Chase nodded soberly. “Yeah, I looked Kellas up. They got hit hard. But still…why do you love Genevians so much? They aren’t that accepting of mechs.”
“Chase.” Rika reached up and touched his face. “You’re Genevian. So is Leslie, Barne; stars, everyone in M Company is. The Old Man. We’re all Genevian.”

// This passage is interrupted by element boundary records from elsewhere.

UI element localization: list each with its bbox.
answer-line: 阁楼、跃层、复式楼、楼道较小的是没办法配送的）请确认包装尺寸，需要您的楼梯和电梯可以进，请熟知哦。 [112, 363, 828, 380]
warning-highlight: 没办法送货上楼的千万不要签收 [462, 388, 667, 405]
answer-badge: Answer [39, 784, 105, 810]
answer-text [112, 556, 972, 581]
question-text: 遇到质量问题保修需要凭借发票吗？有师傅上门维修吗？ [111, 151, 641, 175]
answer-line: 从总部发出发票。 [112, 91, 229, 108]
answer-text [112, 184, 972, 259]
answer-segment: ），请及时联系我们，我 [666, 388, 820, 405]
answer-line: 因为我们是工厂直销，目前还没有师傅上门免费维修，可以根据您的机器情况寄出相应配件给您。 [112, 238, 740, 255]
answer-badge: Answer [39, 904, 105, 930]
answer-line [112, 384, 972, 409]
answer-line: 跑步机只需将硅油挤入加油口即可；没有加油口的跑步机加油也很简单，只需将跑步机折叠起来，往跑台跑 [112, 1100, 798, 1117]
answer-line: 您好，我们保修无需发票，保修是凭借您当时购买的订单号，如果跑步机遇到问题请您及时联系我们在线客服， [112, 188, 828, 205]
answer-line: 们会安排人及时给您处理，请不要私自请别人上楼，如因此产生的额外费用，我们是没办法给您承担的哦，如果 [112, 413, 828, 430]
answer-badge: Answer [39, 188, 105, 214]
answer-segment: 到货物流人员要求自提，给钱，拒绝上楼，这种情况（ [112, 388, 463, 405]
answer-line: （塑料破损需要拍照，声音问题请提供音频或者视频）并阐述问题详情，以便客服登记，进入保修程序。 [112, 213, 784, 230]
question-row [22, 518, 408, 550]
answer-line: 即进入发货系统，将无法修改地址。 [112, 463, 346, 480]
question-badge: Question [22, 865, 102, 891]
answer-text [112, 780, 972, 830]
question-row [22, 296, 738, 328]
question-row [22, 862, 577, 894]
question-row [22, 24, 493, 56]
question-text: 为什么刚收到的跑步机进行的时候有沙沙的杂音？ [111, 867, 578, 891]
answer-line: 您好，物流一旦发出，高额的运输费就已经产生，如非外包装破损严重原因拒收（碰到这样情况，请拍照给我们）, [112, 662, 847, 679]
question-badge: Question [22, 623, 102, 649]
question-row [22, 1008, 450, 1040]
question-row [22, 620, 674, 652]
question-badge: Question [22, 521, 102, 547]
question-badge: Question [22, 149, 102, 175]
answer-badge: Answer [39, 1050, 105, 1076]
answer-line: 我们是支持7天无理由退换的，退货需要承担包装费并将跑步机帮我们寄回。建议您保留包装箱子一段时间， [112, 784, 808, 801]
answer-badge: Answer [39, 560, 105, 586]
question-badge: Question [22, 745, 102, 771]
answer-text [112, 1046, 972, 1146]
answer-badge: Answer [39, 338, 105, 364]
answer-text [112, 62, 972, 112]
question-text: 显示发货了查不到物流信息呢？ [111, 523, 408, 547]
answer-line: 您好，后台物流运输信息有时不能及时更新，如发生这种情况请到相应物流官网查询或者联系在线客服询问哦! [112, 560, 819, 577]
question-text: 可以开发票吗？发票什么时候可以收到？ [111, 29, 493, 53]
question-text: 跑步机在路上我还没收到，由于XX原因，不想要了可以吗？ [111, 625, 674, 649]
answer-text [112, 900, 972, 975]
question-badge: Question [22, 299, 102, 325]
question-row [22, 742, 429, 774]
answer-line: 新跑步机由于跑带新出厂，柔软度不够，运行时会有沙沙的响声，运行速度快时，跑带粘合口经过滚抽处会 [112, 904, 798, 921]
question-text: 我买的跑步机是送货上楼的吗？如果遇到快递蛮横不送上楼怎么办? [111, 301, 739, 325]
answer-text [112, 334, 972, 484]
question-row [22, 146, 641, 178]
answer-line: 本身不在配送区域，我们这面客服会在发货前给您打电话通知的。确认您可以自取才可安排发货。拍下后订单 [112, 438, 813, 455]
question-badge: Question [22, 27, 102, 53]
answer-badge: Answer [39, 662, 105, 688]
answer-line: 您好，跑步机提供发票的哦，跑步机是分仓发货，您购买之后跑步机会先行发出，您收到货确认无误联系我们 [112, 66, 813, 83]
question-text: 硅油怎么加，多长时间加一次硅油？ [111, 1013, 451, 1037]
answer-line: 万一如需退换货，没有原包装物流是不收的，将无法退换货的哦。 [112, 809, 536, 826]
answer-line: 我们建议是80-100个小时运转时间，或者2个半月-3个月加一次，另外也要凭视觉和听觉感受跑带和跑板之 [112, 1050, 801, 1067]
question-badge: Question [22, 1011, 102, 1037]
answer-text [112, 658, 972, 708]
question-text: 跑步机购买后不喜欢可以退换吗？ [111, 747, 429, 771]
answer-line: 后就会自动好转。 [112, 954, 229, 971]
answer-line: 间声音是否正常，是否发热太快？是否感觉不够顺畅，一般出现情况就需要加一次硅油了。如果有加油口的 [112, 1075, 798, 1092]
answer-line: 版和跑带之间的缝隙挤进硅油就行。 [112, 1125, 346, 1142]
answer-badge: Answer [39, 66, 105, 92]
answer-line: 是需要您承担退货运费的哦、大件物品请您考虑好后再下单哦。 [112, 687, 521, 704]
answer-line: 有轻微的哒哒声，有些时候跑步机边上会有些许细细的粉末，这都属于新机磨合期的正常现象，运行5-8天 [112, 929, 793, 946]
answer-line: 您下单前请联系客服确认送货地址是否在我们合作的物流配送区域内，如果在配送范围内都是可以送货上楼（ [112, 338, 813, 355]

“Do you need all of them? Am I not enough?” Chase clasped her hand in both of his. “We could flee deep into the cluster. Past the edge of FTL. Nietzschea won’t bother going into the inner empire; it’s not worth the effort.”
Rika frowned. She couldn’t understand why Chase was saying this, he wasn’t a coward. She’d seen him in combat multiple times, and he’d never backed down from a challenge.
“What’s brought this on?” she asked. “The Marauders are our family, we can’t just abandon them.”
“A family that’s going to get you killed,” he replied.
“Is this because we got shot down? Are you worried that I’m going to die?”
“Yes!” Chase almost shouted. “You did almost die. If your crazy pilot hadn’t dived under the ocean, you’d be toast. Don’t you see that?”
Rika shrugged. “I guess…though we might have survived that, too. Stars, people die from all sorts of stupid shit all the time. I won’t live in fear just because of what could happen.”
“What will happen,” Chase corrected.
“What do you mean?”
“We all die, Rika.”
There was a sadness in his voice that told Rika there was some story, some trauma from his past that he’d not yet shared with her.
“What is it, Chase? What’s got you thinking like this?”
He rolled off her and lay on his back, staring at the ceiling. “Nothing—other than what we’ve already gone over and over and over.”